Now when you know the BIM path, can you answer the question “Where you and the company you work for are currently at?”. I think the key activities in this “soul-searching” are:
- Defining the Concrete Benefits of BIM for Your Company
- Convincing Your Partners And Working Colleagues That BIM is the Right Way
- Education and Equipment
- External Help of a BIM Expert
As you have already seen, there are various levels of BIM, and BIM is like life: the process, the path to perfection. Depending on what you are doing, BIM will help your company differently, but it will certainly help. It is only necessary to clearly define what BIM can do for you specifically. If you are an architect, it may speed up the design process. In the beginning it will certainly not do it, be sure of that. It will take time and money to establish a BIM system that is effective. To compensate for this transformation that can often be painful, define additional benefits. It would be best to communicate with partners, for example, associates in design, in order to convince them to switch to BIM, in cooperation with you,. In that moment, the whole story started to make sense. This way, you are striving towards the Level 2.
The next thing is to persuade partners and colleagues that BIM is the right path. Like any acceptance of the new technology, you will find skeptics, depressed, anxiety, traditionalists (the construction industry is full of these). With a clear plan and strategy, defined and measurable benefits, you can fight against such situations. And even when you get the majority on your side, be prepared to fall into eagerness and a general disappointment before enlightenment and productivity.

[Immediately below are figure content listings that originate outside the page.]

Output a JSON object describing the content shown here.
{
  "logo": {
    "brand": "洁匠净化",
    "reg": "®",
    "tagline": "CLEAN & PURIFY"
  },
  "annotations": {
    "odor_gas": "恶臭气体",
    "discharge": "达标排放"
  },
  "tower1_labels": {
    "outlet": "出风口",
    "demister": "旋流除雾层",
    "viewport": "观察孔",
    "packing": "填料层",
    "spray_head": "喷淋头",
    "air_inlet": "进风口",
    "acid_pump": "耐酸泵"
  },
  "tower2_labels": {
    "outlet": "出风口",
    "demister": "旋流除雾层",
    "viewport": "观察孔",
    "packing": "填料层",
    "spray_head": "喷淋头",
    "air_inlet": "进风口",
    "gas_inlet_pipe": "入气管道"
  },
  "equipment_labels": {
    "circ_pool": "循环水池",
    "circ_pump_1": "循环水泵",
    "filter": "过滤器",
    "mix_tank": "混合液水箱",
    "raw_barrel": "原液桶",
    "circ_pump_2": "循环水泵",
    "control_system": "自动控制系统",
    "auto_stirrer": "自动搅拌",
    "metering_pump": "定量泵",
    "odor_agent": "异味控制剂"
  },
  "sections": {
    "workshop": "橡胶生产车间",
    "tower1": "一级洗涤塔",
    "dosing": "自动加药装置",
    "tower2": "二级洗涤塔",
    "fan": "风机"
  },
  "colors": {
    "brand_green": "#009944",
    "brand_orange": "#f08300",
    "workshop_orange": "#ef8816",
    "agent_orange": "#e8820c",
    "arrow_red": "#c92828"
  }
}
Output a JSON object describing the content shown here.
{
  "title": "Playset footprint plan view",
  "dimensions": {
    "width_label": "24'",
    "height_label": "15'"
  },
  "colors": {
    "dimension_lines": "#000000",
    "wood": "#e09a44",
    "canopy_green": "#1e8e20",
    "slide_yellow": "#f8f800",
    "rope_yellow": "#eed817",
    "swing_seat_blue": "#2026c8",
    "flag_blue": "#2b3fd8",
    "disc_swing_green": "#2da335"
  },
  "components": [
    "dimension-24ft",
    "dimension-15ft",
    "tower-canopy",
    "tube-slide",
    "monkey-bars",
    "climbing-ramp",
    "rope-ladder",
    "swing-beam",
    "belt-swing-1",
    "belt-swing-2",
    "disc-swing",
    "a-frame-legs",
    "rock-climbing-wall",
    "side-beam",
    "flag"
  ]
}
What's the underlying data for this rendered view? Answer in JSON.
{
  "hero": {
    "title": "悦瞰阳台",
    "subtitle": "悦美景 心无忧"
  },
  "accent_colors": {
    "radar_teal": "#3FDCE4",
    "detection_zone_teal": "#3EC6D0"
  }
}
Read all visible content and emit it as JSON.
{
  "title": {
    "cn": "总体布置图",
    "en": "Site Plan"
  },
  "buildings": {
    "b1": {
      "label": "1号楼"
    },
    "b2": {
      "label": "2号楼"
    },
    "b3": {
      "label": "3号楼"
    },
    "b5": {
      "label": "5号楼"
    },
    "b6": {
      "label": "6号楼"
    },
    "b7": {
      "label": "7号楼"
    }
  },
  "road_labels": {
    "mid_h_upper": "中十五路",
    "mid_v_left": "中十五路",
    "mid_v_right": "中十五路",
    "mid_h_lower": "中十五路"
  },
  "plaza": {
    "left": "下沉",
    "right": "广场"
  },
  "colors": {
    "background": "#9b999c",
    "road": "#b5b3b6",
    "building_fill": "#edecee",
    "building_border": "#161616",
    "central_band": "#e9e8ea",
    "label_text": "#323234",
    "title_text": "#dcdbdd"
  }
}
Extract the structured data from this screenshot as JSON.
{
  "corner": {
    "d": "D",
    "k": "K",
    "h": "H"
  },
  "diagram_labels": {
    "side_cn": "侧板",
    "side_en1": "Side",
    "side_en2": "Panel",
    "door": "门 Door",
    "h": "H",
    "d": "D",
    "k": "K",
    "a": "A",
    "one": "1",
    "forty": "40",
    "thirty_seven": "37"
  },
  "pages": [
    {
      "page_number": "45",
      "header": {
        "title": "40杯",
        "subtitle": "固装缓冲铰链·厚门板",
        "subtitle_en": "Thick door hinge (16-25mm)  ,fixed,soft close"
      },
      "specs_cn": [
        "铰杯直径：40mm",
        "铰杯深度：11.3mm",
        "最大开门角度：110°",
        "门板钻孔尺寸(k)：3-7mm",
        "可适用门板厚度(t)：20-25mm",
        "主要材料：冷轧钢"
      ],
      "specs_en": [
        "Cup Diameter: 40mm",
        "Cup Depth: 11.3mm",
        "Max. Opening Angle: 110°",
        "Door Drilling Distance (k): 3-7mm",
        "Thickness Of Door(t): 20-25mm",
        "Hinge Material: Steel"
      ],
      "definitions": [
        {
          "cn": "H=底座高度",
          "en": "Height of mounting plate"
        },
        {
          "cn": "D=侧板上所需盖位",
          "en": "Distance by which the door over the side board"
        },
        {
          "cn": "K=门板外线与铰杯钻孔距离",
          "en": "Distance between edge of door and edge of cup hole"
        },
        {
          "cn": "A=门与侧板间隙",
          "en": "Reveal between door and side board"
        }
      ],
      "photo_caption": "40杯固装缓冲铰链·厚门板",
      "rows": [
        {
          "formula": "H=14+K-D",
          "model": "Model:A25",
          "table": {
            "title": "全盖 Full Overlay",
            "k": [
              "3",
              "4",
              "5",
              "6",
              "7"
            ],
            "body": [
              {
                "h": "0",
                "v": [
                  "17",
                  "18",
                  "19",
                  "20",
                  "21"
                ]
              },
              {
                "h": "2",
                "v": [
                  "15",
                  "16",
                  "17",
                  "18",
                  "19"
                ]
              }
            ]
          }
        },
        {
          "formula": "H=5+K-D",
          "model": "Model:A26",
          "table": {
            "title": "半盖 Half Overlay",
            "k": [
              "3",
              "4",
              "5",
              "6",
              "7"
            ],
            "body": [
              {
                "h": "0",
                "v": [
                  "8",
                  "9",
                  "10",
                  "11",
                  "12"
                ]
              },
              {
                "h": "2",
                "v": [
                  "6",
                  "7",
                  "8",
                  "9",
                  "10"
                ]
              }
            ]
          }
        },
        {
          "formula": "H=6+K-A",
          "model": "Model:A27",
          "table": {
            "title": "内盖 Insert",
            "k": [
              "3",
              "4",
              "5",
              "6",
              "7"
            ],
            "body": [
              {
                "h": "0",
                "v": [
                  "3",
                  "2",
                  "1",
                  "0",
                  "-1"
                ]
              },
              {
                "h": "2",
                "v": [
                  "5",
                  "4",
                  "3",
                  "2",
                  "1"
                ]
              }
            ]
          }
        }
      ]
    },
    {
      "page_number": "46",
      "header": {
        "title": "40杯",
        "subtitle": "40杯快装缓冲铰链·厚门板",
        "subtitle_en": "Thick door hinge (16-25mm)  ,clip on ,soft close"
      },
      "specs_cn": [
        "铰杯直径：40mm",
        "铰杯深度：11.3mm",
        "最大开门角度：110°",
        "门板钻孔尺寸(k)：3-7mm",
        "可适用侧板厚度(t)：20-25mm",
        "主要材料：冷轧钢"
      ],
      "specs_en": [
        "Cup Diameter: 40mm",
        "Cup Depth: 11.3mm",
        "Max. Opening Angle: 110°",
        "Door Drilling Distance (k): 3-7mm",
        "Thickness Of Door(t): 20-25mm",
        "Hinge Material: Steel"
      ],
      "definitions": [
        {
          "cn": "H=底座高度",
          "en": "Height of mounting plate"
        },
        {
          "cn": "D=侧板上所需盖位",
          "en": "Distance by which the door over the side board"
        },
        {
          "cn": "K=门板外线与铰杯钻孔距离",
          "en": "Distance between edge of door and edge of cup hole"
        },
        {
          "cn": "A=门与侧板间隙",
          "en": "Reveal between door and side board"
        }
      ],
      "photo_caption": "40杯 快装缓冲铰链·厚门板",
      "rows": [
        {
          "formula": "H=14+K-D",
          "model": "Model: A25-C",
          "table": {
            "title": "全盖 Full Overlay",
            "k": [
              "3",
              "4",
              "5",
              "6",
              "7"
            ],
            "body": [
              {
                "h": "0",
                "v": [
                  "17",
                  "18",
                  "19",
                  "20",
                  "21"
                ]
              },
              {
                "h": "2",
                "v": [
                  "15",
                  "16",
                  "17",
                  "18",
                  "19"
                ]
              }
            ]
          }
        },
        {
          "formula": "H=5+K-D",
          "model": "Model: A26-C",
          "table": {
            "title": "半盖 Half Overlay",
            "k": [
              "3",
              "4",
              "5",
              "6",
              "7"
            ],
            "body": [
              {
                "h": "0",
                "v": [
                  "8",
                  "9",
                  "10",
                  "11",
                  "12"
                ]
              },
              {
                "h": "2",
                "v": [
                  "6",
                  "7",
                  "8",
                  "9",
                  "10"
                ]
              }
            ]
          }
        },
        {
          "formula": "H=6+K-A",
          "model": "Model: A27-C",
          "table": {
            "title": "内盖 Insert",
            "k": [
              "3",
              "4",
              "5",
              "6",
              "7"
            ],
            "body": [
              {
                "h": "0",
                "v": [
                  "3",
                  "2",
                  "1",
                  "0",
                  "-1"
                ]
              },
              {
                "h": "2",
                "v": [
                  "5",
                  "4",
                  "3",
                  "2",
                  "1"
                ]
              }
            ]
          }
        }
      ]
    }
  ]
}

Concerning this whole process, education is the key. Do not expect people working in your company to know how to move to this new, innovative, modern way of working. At the very least, the engineers will need to be trained in the use of BIM software. In addition, software and hardware are essential. You will need to invest in software licenses and good hardware, because without good machines, there is no BIM. Sounds like a good slogan, but that’s right.
And last, but perhaps most important, you will need an expert to guide you through all these processes: from the start when you define the benefits, until the end when you finally produce your first successful BIM model. Well, second, third, until you become experts.